Primary and Secondary Targeting of PPR-P Transcripts. (A) miRNA target prediction for randomly selected miRNA family members (one/family). Target predictions were done with 10 sets of either miRNAs or sequence-shuffled RNAs, and the mean (±sd) target score distribution was plotted. miRNA target hits for a validated gene family (blue) or a nonvalidated gene family (green) are grouped according to target score. miRNA families used for target prediction were miR156/157, miR158, miR159/319, miR160, miR161, miR162, miR163, miR164, miR166/165, miR167, miR168, miR169, miR171/170, miR172, miR173, miR390/391, miR393, miR394, miR395, miR396, miR397, miR398, miR399, miR400, miR402, miR403, miR408, miR447, miR773, miR775, miR824, miR827, miR842, miR844, miR856, miR857, and miR858. (B) Secondary siRNA target prediction for all antisense 21-nucleotide small RNAs arising from all clade PPR-P transcripts.
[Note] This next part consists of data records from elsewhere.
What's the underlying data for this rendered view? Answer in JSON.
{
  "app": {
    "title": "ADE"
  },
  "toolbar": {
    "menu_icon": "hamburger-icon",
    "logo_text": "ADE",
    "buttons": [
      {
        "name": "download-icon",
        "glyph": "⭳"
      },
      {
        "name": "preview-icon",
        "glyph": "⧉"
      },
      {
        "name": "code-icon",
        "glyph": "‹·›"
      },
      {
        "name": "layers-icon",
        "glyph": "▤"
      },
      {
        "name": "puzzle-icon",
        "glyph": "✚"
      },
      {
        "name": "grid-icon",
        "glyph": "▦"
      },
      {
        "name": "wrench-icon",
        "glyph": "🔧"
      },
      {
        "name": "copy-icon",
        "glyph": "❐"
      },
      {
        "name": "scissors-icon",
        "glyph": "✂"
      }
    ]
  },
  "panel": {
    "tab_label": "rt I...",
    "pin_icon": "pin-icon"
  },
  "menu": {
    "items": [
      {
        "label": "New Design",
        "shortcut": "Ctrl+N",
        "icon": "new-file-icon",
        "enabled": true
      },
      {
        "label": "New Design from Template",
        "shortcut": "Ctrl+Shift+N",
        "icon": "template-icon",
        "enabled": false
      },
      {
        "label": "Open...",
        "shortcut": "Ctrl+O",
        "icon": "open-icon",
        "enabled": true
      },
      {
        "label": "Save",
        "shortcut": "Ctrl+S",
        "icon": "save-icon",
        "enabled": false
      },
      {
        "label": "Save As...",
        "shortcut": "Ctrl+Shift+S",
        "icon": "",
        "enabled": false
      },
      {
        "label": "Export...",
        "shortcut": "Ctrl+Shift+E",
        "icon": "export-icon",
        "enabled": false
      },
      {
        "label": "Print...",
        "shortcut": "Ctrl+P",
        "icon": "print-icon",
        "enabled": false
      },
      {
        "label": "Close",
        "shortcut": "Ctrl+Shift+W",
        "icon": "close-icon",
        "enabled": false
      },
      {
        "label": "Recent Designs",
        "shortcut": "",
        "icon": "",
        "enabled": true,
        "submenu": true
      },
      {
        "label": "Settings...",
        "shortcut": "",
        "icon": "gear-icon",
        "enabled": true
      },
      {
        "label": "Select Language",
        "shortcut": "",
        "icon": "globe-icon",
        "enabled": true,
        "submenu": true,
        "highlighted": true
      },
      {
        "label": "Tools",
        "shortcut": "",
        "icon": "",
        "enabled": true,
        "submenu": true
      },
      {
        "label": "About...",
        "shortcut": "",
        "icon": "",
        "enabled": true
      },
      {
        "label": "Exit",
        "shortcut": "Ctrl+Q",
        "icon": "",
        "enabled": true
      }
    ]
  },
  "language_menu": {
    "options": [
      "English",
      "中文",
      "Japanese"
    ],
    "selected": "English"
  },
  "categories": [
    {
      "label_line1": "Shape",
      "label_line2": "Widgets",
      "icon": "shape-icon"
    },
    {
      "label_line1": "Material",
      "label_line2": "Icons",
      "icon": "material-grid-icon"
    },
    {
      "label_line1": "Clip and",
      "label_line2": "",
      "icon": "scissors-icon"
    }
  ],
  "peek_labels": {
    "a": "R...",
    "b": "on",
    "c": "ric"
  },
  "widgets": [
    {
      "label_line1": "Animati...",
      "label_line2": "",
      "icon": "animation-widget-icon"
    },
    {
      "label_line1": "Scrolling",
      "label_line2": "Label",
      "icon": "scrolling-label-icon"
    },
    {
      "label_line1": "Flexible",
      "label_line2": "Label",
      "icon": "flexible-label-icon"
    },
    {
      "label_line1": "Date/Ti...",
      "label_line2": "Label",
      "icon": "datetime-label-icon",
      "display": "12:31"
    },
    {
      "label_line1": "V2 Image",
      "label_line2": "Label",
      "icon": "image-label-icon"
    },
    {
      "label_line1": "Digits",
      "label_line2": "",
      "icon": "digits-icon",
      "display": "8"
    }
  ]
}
Clade-derived siRNAs predicted to target the clade PPR-Ps (blue), nonclade PPRs (red), or non-PPRs (green) were plotted by target score. The total number of genes in each group is listed in parenthesis. (C) The percentage of clade PPR-P (blue), nonclade PPR (red), and non-PPR (green) genes that have transcripts targeted by clade-derived siRNAs. Target hits in (A) to (C) were grouped according to target score. (D) Repeat normalized abundance of small RNAs with identity to each PPR-P transcript. Dots indicate PPR-P transcripts with predicted target sites for miR161, miR400, TAS2 3′D6(−), or other tasiRNAs. Transcripts that are singly (blue) or multiply (red) targeted by one or more clade-derived siRNAs are color-coded within the phylogenetic tree. PPR amino acid sequences were aligned using ClustalW with the BLOSUM matrix series. A tree that only differed in the placement of PPR proteins outside of the clade was obtained using the GONNET matrix series (data not shown).